México minado
Ojarasca
La Jornada
Si como propone el poeta wayuu Miguel Ángel López-Hernández, somos la primavera de nuestros muertos, basta ver estos rostros que no vemos de los niños de Cherán para entender (los pueblos siempre lo han entendido) que la tierra no es nuestra, sino de los que siguen.
La Tierra, ciudades incluidas. La tenemos de encargo. Se las estamos cuidando. Y esa es una grave responsabilidad.
Bien que sabemos que los indígenas no cuentan. Y menos en México, donde aunque les regateen cifras e identidades, siguen siendo la cuarta parte de todos los indígenas americanos, y sin duda los mexicanos que mejor defienden al país, de tan sólo defenderse.
Los sentimientos colectivos de “¡ya basta!”, “nunca más un México sin nosotros”, que hallan su eco en “estamos hasta la madre”, “ni una más”, han permeado a contrapelo la conciencia nacional. Atrapado como está el país en el peor vendaval capitalista de la historia, ubicado en el mero corazón del cataclismo, donde al “choque de culturas” del pensamiento colonial le viene a salir el chirrión por el palito. Somos el catálogo de muestra de lo que puede resultar el mundo futuro si no detenemos al neoliberalismo brutal.
Un México minado por el criminal contratismo minero promovido por el Estado. Deglutido por la avaricia turística. Por los monocultivos castrantes y los transgénicos grilletes esterilizantes. Los arrasamientos carreteros, hidroeléctricos, industriales. El endeudamiento eterno, los pagarés de la guerra múltiple, que finalmente es contra el pueblo. Contra las mujeres. Contra los teritorios indígenas. Contra la educación, y peor si es intercultural o autónoma. Los pagarés impagables.
Los desarrolladores en el poder que van vomitando planes por donde pasan están asesinando la tierra, y no sólo a la bola de cristianos que vivimos en ella.
Eduardo Galeano, al visitar solidariamente el campamento (“acampe”) del pueblo qom en el centro de Buenos Aires, hace unas semanas, en una entrevista de banqueta con Indymedia Argentina lo decía inmejorablemente:
Los indígenas no son el problema de las Américas sino que son la solución. Tenemos que aprender de ellos.
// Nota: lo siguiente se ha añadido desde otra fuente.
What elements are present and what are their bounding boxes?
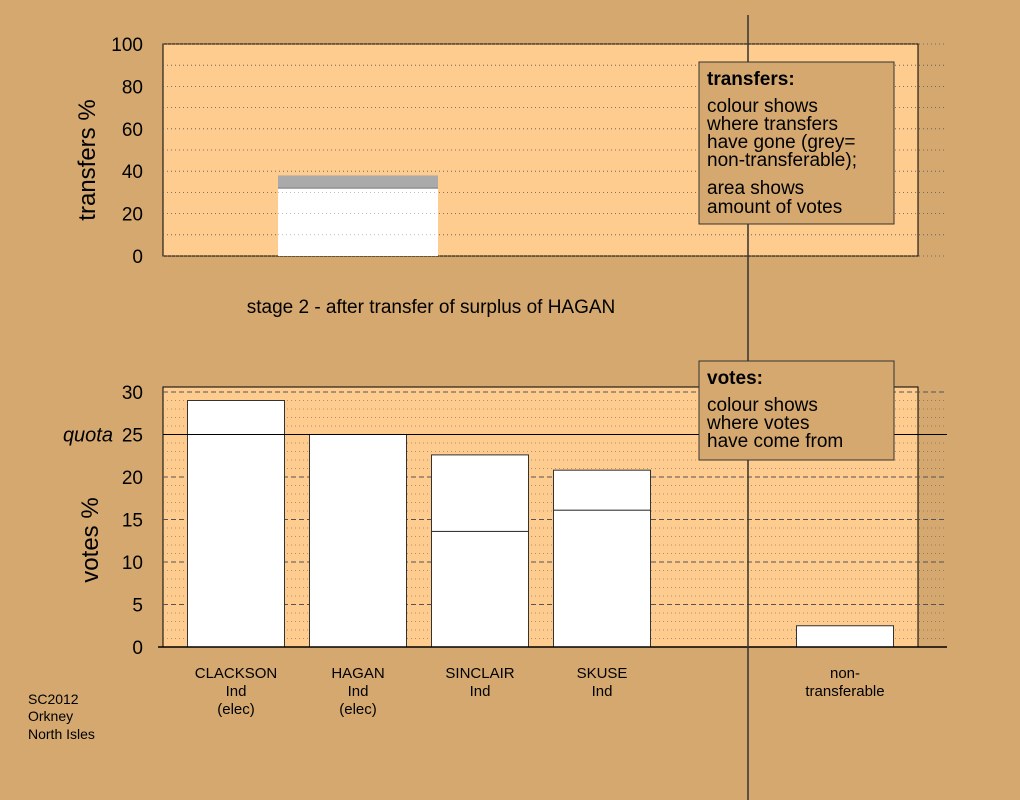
votes-legend-box xyxy=(698,360,895,461)
stage-title: stage 2 - after transfer of surplus of H… xyxy=(247,297,616,318)
x-tick-label: Ind xyxy=(348,683,369,700)
transfers-legend-title: transfers: xyxy=(707,69,795,90)
transfers-legend-line: where transfers xyxy=(706,114,838,135)
x-tick-label: (elec) xyxy=(217,701,255,718)
y-tick-label: 80 xyxy=(122,77,143,98)
transfers-gridlines xyxy=(163,43,947,257)
votes-legend-title: votes: xyxy=(707,368,763,389)
y-tick-label: 15 xyxy=(122,511,143,532)
y-tick-label: 5 xyxy=(132,596,143,617)
x-tick-label: non- xyxy=(830,665,860,682)
votes-x-labels: CLACKSONInd(elec)HAGANInd(elec)SINCLAIRI… xyxy=(195,665,885,718)
vote-bar-segment xyxy=(796,625,894,648)
x-tick-label: SKUSE xyxy=(577,665,628,682)
x-tick-label: SINCLAIR xyxy=(445,665,514,682)
x-tick-label: Ind xyxy=(226,683,247,700)
y-tick-label: 20 xyxy=(122,468,143,489)
transfers-y-ticks: 0 20 40 60 80 100 xyxy=(111,35,143,268)
quota-label: quota xyxy=(63,425,113,447)
footer-line: SC2012 xyxy=(28,691,79,707)
votes-legend-line: where votes xyxy=(706,413,809,434)
footer-line: North Isles xyxy=(28,726,95,742)
transfer-segment-non-transferable xyxy=(278,175,438,189)
votes-legend: votes: colour shows where votes have com… xyxy=(698,360,895,461)
vote-bar-segment xyxy=(553,509,651,648)
transfers-legend-line: colour shows xyxy=(707,96,818,117)
y-tick-label: 40 xyxy=(122,162,143,183)
y-tick-label: 0 xyxy=(132,247,143,268)
y-tick-label: 30 xyxy=(122,383,143,404)
y-tick-label: 0 xyxy=(132,638,143,659)
y-tick-label: 25 xyxy=(122,426,143,447)
transfers-legend-line: have gone (grey= xyxy=(707,132,855,153)
y-tick-label: 20 xyxy=(122,205,143,226)
x-tick-label: CLACKSON xyxy=(195,665,278,682)
footer-note: SC2012 Orkney North Isles xyxy=(28,691,95,742)
transfer-segment-transferred xyxy=(278,188,438,256)
votes-legend-line: have come from xyxy=(707,431,843,452)
footer-line: Orkney xyxy=(28,708,73,724)
transfers-bars xyxy=(278,175,438,256)
transfers-legend-line: non-transferable); xyxy=(707,150,857,171)
transfers-legend-box xyxy=(698,61,895,225)
y-tick-label: 10 xyxy=(122,553,143,574)
votes-bars xyxy=(187,400,894,648)
y-tick-label: 100 xyxy=(111,35,143,56)
x-tick-label: Ind xyxy=(592,683,613,700)
vote-bar-segment xyxy=(187,400,285,648)
transfers-y-label: transfers % xyxy=(74,99,101,220)
transfers-legend: transfers: colour shows where transfers … xyxy=(698,61,895,225)
votes-legend-line: colour shows xyxy=(707,395,818,416)
votes-y-ticks: 0 5 10 15 20 25 30 xyxy=(122,383,143,659)
vote-bar-segment xyxy=(553,469,651,511)
x-tick-label: transferable xyxy=(805,683,884,700)
votes-y-label: votes % xyxy=(77,497,104,582)
x-tick-label: Ind xyxy=(470,683,491,700)
vote-bar-segment xyxy=(431,454,529,532)
vote-bar-segment xyxy=(309,434,407,648)
x-tick-label: (elec) xyxy=(339,701,377,718)
transfers-legend-line: amount of votes xyxy=(707,197,842,218)
vote-bar-segment xyxy=(431,530,529,648)
x-tick-label: HAGAN xyxy=(331,665,384,682)
transfers-legend-line: area shows xyxy=(707,178,804,199)
y-tick-label: 60 xyxy=(122,120,143,141)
Esas voces que resuenan desde el pasado más remoto pero hablan al futuro de la comunidad de la naturaleza y todas las personas.
El suyo es el mejor de los mensajes: somos todos parientes de todo lo que tiene piernas, pero también patas, alas o raíces.
La defensa del agua, los bosques, la tierra, es también nuestra defensa.
El planeta puede ser salvado siempre y cuando escuchemos las voces nunca escuchadas, las más despreciadas.
Los que más voz tienen son los no escuchados, rodeados del desprecio general, casi silencio.